On a breezy, almost drizzly Friday in June, my dad suggested that Carol and I meet up with him in a nearby town for a bratwurst lunch on Customer Appreciation Day at a bank at which he seems to be appreciated. We accepted the invitation.
It was an outdoor event, in the bank’s parking lot. We assembled our brats, chips, drinks, and cookies and found seats at a sparsely populated picnic table under a shelter of heavy canvas. Carol sat across from me and Dad, and we began to eat.

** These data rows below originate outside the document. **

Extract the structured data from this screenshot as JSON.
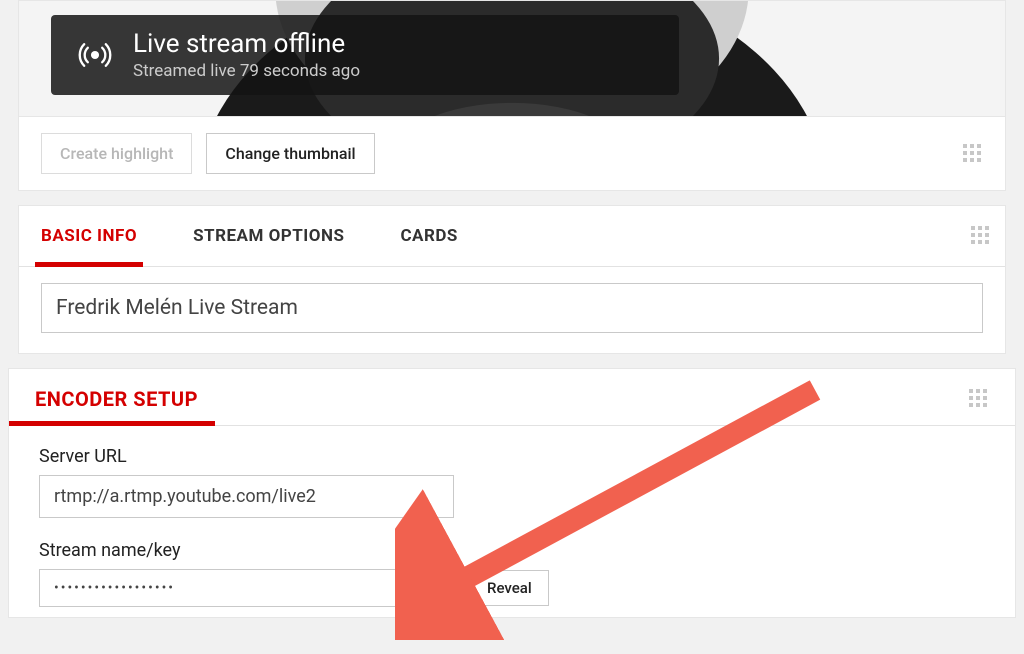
{
  "stream_status": {
    "title": "Live stream offline",
    "subtitle": "Streamed live 79 seconds ago"
  },
  "toolbar": {
    "create_highlight": "Create highlight",
    "change_thumbnail": "Change thumbnail"
  },
  "tabs": {
    "basic_info": "BASIC INFO",
    "stream_options": "STREAM OPTIONS",
    "cards": "CARDS"
  },
  "stream_title": "Fredrik Melén Live Stream",
  "encoder": {
    "heading": "ENCODER SETUP",
    "server_url_label": "Server URL",
    "server_url_value": "rtmp://a.rtmp.youtube.com/live2",
    "stream_key_label": "Stream name/key",
    "stream_key_masked": "••••••••••••••••••",
    "reveal": "Reveal"
  }
}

Carol often remarks that she appears with Dad in far more family photos than I do, so, a little way into the meal, I said, “Hey, how about you take a picture of Dad and me?” I slid my phone across the table to my wife and gave some general instructions about the genre I call “Tourist Picture.” I reminded her that my phone camera’s shutter is set for a two-second delay. As Dad and I put on our Smile-At-the-Camera faces, and as Carol was carefully composing her shot, Dad’s former pastor, a Lutheran with a loaded plate, happened to pass behind Dad and me and said, as he went by, “There’s a good pair to draw to!”
We three chuckled, supposing that the comment, unfamiliar to any of us three, must be well-intentioned, and surely not a cheerful observation about evident assets of the photographer.
When the pastor finished his meal and stopped by to exchange pleasantries, Dad and Carol and I refrained from confessing to him our ignorance of what might have been a quote from Proverbs.